Si le monde était queer… 11/11

Ce soir-là, on était 15 ! Alors j’ai voulu faire de l’atelier un jeu. Je me suis un peu inspirée du jeu de société Focus, que j’avais découvert la veille. Alors j’ai sorti « les ptits papiers », que les habitué-e-s connaissent bien. Chacun-e avait un petit papier sur lequel iel devait écrire une phrase : de son invention ou une phrase clichée, un dicton, une expression, une citation etc… J’ai mélangé tous ces petits papiers et les ai redistribués pour qu’à chaque personne soit attribuée une phrase. Puis on a replacé tous les papier sur la table centrale pour les avoir sous les yeux.

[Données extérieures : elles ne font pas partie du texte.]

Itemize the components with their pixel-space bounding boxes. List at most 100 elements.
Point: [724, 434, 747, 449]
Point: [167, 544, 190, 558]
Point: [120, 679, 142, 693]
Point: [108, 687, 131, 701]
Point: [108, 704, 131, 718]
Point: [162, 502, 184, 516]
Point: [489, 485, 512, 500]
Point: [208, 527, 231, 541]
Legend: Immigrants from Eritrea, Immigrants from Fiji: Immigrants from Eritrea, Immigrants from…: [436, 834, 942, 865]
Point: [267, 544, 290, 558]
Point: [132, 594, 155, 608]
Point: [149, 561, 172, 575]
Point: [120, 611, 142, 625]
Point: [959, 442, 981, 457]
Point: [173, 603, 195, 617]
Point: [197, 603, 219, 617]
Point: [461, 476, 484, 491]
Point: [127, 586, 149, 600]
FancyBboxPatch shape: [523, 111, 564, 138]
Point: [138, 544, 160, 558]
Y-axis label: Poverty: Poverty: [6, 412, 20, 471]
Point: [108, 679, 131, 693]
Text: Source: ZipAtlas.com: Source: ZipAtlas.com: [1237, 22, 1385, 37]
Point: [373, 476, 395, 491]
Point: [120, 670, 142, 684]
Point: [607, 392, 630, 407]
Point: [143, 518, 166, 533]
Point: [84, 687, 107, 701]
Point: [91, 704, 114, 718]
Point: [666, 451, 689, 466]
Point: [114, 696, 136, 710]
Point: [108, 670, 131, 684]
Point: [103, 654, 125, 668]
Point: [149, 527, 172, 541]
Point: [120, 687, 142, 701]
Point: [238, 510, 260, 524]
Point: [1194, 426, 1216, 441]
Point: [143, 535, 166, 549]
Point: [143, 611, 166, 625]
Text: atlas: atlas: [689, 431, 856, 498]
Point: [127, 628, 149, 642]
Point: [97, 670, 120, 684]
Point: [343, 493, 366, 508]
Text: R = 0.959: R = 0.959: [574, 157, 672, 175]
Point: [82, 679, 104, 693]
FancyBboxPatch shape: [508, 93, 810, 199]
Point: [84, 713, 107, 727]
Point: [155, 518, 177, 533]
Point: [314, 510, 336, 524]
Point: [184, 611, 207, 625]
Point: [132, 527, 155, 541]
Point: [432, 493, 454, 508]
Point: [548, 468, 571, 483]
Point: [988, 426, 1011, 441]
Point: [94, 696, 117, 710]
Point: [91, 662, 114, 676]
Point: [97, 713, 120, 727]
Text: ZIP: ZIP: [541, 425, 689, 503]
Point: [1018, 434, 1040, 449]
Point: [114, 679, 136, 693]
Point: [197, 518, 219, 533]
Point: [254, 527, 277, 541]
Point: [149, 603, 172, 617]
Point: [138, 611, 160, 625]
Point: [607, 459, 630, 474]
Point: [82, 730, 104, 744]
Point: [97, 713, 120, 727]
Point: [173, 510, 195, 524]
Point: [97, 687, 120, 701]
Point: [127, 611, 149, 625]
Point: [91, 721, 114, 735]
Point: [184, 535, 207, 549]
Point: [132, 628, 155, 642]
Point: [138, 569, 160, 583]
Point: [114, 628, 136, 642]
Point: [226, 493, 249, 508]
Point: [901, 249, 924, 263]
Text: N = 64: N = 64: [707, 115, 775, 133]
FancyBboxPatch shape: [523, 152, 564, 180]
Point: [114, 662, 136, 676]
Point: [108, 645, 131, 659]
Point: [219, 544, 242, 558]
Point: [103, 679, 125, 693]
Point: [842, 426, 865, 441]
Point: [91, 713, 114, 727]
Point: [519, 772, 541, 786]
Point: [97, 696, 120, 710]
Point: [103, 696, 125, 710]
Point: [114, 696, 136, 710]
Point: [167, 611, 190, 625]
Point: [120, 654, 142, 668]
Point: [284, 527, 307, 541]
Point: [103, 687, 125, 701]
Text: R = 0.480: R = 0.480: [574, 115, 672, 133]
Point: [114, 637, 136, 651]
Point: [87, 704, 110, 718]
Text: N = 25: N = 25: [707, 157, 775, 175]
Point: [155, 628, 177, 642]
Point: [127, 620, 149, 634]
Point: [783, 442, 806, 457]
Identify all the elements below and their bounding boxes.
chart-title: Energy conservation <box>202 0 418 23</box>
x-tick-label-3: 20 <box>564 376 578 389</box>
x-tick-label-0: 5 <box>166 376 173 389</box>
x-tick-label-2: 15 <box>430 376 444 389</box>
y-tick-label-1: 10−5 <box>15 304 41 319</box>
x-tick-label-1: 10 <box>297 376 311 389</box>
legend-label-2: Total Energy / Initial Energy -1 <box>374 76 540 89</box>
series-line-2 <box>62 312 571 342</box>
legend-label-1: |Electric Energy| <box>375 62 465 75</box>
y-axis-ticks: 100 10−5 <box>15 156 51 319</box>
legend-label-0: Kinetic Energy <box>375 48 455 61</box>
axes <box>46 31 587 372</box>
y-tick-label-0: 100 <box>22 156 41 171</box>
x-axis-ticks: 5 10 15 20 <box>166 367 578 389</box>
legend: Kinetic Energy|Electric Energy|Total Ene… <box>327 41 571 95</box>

Consigne 1 : écris un texte à partir de la phrase que tu as reçue. Attention : la phrase ne doit pas figurer dans ton texte ! Au moment de la lecture des textes, les autres participant-e-s devront deviner la phrase que tu as illustrée. Tu peux te servir des autres phrases pour mener tes camarades sur des fausses routes…

Rien ne sert de courir, il faut partir à point.

T’sais, ça m’fait pas plaisir d’être la pote qui va toujours mal, d’être celle à qui il arrive toujours des tas de galères, que la vie essaie toujours de foutre par terre. C’est ptêtre parce que y a des pièces qui étaient déjà abîmées au démarrage, ptêtre parce que je fais plein de trucs, j’essaie tout, j’me fais des ami-e-s partout où j’vais comme un puppy trop sociable. C’est ptêtre aussi parce que je m’attarde sur les choses, les gens, la vie, la mort, et c’qui s’passe dans le monde. Et ptêtre aussi parce que j’en parle, parce que je ferme pas ma gueule et j’fais pas semblant. Et ptêtre aussi parce que même au fond du trou, je remonte à la lumière pour voir les gens, montrer ma tête, pas me faire oublier, puis simplement sociabiliser. Dis-toi qu’à 12 ans, alors que je passais mon temps sur mon balcon, attirée par le vide, je suis devenue amie avec un corbeau.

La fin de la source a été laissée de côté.